Ренат отвернулся, а я с облегчением выдохнула. Не прибил – уже хорошо. Мне казалось, что я нащупала то, что сможет разрушить стену между нами. Позволит хотя бы находиться рядом и не кусать друг друга. Если пойму его печаль, смогу найти и то, что поможет ему от нее отгородиться. Мы в чем-то даже похожи. И пусть я любимых не теряла, но родных приходилось, я прекрасно понимаю, что он чувствует. Только я ведь не виновата. За что меня наказывает?
Волгин долго молчал. Машина катила по городу, пронзая осенний туманный флер и холодные огни витрин, а я искала слова, которые могли бы меня спасти в этот миг, смягчить норов Рената и показать ему, я живой человек, а не игрушка. Какой бы ни была причина его давления, живые люди все-таки важнее.
– Зачем эти мучения тогда? – я смотрела вниз, боясь, что иду по хрупкому льду. – Зачем тебе жена? Для секса есть девочки по вызову.
– Они меня не устраивают, – его тон был не страшным, спокойным, но я все равно дернулась. Будто меня ударили по лицу.
– А я устраиваю? Ты меня не знаешь, чтоб я могла тебя устраивать! Вдруг я хуже бревна?
– Вот и проверим, – все тот же ровный тон, намекающий больше на то, что я ему безразлична и не вызываю возбуждение.
Да какого хрена? Что ему нужно?!
– Тебе самому эта ситуация противна, – предположила я.
– Ты слишком болтлива. Помолчи.
Съехал ловко с темы, отвернулся в окно, достал телефон из кармана пальто и проверил время. Вернул его на место и вольготно откинулся на спинку сидения.
– Не хочу, – обнаглев, я коснулась его руки на колене, но когда он убрал ее, словно обжегся, замялась. – Ты мой муж, Ренат. Если я должна исполнять супружеский долг, ты обязан удовлетворять меня тоже.
– Ты будешь удовлетворена, не переживай, – опасные глаза впились в мое лицо, густые ресницы обрушили тень на смуглые щеки мужа.
– Нет, я о другом.

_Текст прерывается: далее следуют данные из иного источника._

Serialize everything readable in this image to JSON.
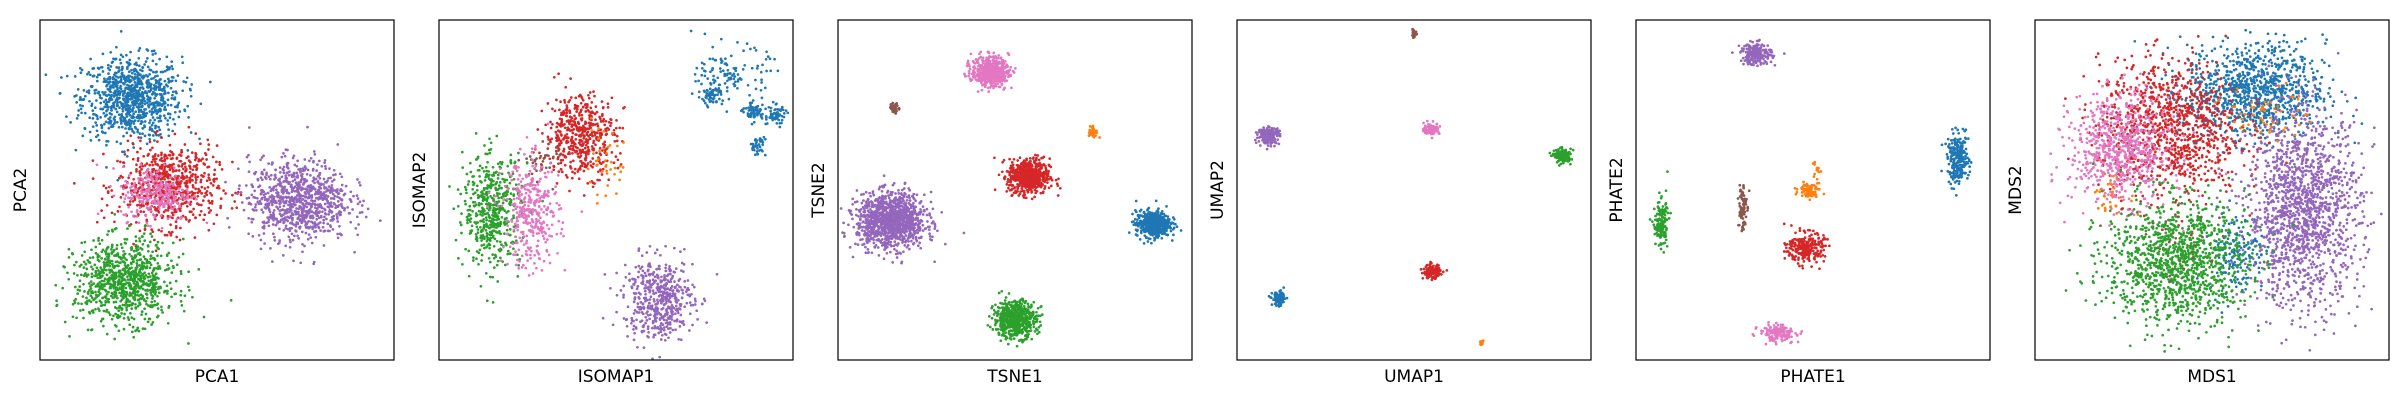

Хочу знать о тебе больше. Какое время года ты любишь?
– Что за банальщина? – он смахнул с плеча ворсинку и отряхнулся. – Мне все равно, какое время года.
– Уже что-то. Разнообразный, значит. А какой спорт предпочитаешь? – оглядела его плечи и сильные руки. Высушенные, мозолистые, будто штанги таскает целыми днями.
– Приедем в номер, покажу.
– Секс – не спорт…
– Кому что, – он приподнял бровь.
– А что читаешь?
– Явно не то, что предпочитает ты, – его кривая улыбка бесила, но блеск в прищуре глаз заставлял идти дальше. Я должна нащупать хоть что-то, потому что муж закрытый, как ракушка.